Laat ik terugkeren tot de kern van dit verhaal. Die Gianny doet alles minimaal in de tweede versnelling. Zodra hij bij zijn opa en mamoe is afgeleverd, pakt hij de auto. En racet daarmee rond. Parkeert als de beste en het maakt hem niet uit of dat nu vooruit of achteruit is. Bij het achteruitrijden gebruikt hij zijn ingebouwde waarschuwingssignaal (tuut, tuut, tuut) zodat iedereen weet dat hij ‘zijn’ auto in de achteruit heeft geschakeld. En weet je wat het knappe is bovendien; hij kijkt bij het achteruitrijden en achteruitinparkeren niet eens in zijn achteruitkijkspiegel.Die heeft hij nu nog niet nodig. Maar er komt een tijd, neem dat van mij aan, geloof het of niet, dat ook Gianny eraan moet geloven en spiegels moet gaan gebruiken. Bijvoorbeeld bij het scheren en dus ook op de autosnelweg en bij het parkeren.

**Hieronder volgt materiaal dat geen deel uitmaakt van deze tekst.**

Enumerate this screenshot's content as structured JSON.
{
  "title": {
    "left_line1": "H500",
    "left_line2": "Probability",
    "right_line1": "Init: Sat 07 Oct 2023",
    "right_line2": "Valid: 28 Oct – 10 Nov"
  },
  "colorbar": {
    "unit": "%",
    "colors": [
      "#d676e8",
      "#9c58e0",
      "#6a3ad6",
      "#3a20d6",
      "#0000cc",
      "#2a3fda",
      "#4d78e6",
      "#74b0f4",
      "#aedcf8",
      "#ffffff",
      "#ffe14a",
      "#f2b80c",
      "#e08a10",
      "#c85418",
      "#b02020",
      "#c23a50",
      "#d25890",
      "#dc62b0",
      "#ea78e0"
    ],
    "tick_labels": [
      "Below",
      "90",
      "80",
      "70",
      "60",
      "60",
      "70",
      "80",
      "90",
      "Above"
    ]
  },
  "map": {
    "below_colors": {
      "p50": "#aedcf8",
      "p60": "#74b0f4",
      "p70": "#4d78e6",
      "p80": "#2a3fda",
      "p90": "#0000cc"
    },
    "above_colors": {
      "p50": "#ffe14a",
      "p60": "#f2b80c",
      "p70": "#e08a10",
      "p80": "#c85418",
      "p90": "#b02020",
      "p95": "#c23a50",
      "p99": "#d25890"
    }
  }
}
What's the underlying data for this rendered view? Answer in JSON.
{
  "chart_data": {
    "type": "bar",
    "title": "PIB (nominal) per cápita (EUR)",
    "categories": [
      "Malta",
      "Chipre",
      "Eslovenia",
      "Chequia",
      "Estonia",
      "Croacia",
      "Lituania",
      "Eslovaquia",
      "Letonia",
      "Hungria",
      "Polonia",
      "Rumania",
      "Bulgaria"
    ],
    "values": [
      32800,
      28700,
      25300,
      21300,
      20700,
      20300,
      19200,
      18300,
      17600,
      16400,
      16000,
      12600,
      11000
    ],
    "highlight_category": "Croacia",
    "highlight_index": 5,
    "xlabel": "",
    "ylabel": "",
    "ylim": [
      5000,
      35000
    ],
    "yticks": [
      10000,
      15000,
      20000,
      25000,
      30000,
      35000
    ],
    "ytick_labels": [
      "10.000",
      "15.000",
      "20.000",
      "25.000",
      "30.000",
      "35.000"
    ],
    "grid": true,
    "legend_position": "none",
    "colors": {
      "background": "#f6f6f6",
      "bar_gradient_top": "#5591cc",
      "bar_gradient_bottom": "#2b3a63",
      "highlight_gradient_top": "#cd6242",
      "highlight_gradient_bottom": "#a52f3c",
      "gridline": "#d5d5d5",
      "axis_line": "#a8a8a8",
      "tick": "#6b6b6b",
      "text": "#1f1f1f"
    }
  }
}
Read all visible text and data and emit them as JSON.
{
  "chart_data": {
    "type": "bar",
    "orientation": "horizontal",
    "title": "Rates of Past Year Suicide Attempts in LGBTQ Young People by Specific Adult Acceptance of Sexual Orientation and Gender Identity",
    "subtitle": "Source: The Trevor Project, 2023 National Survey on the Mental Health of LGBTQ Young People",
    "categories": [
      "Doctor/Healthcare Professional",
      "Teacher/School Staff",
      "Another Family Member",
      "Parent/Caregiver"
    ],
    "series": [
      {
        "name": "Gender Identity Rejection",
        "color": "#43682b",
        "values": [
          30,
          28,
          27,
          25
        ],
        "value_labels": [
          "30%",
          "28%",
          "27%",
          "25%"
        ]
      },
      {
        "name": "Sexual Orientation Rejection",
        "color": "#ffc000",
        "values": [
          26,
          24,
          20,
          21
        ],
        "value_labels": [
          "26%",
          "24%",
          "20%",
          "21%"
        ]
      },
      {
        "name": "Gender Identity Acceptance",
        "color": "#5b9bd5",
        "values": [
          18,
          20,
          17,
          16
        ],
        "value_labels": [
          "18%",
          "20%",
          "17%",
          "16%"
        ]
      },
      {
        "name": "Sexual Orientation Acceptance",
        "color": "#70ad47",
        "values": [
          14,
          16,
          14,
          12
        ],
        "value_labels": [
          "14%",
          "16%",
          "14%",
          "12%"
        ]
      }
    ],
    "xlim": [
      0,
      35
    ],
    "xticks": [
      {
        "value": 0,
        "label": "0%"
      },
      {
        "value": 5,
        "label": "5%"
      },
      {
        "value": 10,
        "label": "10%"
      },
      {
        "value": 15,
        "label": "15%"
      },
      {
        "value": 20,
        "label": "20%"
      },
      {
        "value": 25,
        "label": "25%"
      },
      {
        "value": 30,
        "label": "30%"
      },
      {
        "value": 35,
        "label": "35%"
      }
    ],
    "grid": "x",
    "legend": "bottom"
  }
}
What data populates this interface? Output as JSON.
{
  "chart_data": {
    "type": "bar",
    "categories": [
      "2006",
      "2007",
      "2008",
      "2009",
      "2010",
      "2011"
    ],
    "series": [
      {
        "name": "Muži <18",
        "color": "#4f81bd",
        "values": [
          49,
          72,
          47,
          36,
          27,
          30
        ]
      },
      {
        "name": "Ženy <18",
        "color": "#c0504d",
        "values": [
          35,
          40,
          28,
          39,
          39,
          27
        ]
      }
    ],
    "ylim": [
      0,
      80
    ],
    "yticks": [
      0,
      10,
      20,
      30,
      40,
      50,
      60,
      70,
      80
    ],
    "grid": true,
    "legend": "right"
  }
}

Sinds kort heeft Gianny echter ook het fietsen ontdekt. Daarbij bedoel ik niet alleen als passagier, voorop of achterop, maar zelf fietsen. En op een oude fiets moet je het leren. Zo is de mening van zijn mamoe, die voor hem een tweedehands driewieler aanschafte. Gekocht op de Vrijmarkt. Op Koninginnedag.
En alle begin is moeilijk. Wat moet je nu met zo’n ding. Gianny vraagt het zich echt af. Hoe moet ik daarop vooruit komen. Moet ik daarmee steppen. En, het is wel een beetje wankel, drie wielen. En dat stuur gaat ook al zo vreemd. Zo de berm in. Terug. Achteruit? Nee onderuit.
Die trappers? Moet ik daar mijn voeten opzetten? En dan? Trappen en sturen tegelijk?
Lastig hoor.
Het ene moment heeft hij een afwijking naar links en het volgende naar rechts. Het is net politiek, daar moet je ook (leren) laveren. Gianny belandt net zoals politici regelmatig in de berm en probeert achteruit te rijden (tuut, tuut, tuut). Nou, dat valt niet mee. Oppakken het hele handeltje en maar weer op de weg zetten. Leren fietsen, zoiets gaatmet vallen en opstaan.
Dan is rijden in een achttientonner toch een stuk eenvoudiger. Zeker als daar op de zijkant Van Maanen (wel familie?) op staat.Die Gianny toch, een echt Baasje.